Utah’s law covering lemons applies to new and leased vehicles. If your car has a substantial defect within 2 years, the manufacturer must complete the repair within a reasonable number of attempts.
The lemon law in Vermont applies to new and leased vehicles. For new vehicles, a formal demand for arbitration must be filed within one year after the manufacturer warranty expires by time or mileage. For leased vehicles, drivers could elect replacement vehicles or obtain a lease refund if possible.
Vermont’s lemon law applies to used vehicles if the first repair occurred within the manufacturer’s warranty and if it meets other eligibility requirements.
The lemon law in Virginia applies to new and leased vehicles. If your car experiences a persistent problem that makes it hard to use, decreases its value, or makes it unsafe within the manufacturer’s warranty period or 18 months of delivery, the manufacturer must offer a return or replacement.
For used vehicles, the law states that it may cover “certain conditions.”
The lemon law in Washington applies to new and leased vehicles. If your car experiences a serious defect or a problem that makes it unreliable or unsafe within 2 years or 24,000 miles of delivery, you may send a written request asking for a replacement vehicle.
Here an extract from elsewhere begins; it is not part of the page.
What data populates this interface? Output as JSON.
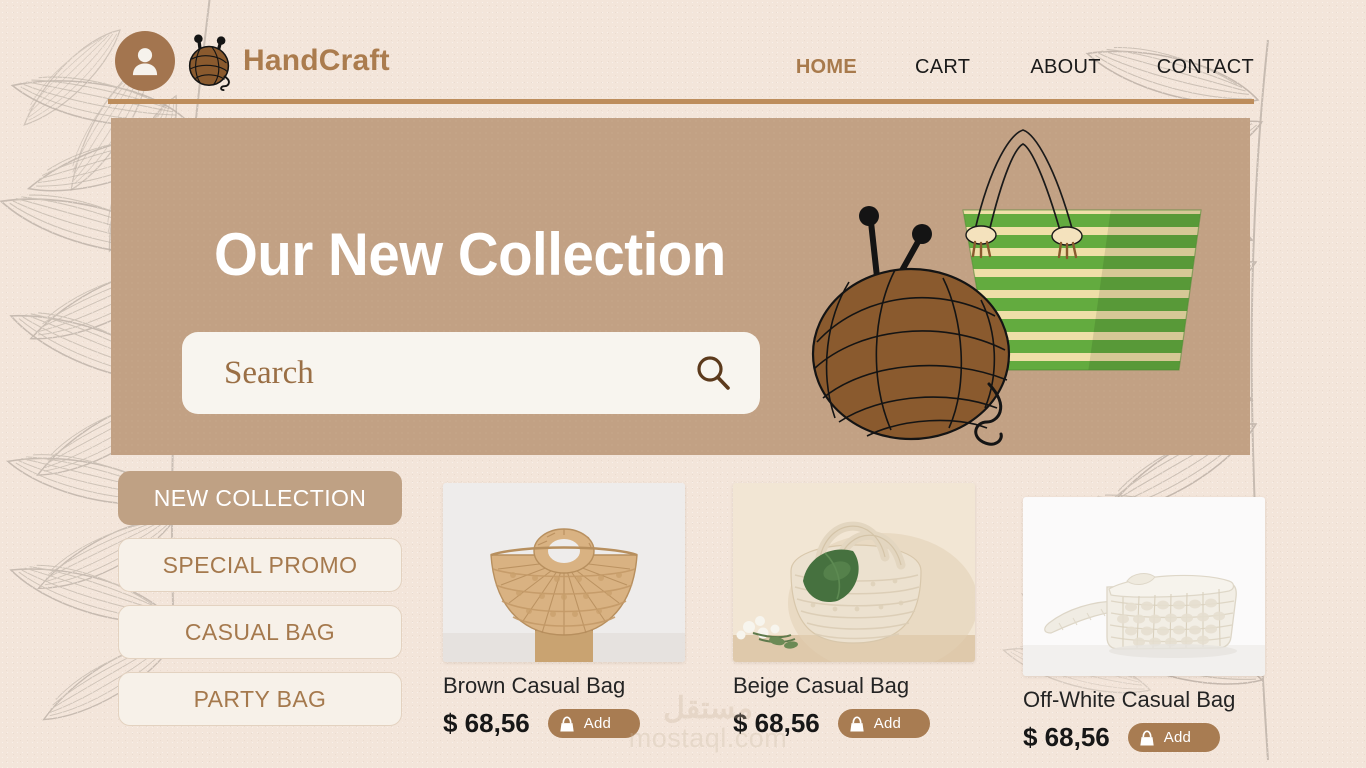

The lemon law in West Virginia applies to new and leased vehicles. If your car experiences a defect that makes it hard to use, decreases its value, or makes it unsafe within the term of express manufacturer’s warranties or one year of delivery, the manufacturer has a duty to repair it. They must replace the vehicle if the issue does not get fixed after a reasonable number of repair attempts.
The lemon law in Wisconsin applies to new and leased vehicles. If your car experiences issues that make it hard to use, decrease its value, or make it unsafe within the term of the warranty or one year of delivery, you may request a replacement vehicle. Also, you can get applicable collateral costs, or ask for a full refund.
Wyoming‘s statute protecting consumers applies to new and leased vehicles under warranty. If your car spent 30 days in the repair shop within one year, or if you attempted three unsuccessful repairs, the manufacturer must replace the vehicle or offer a refund.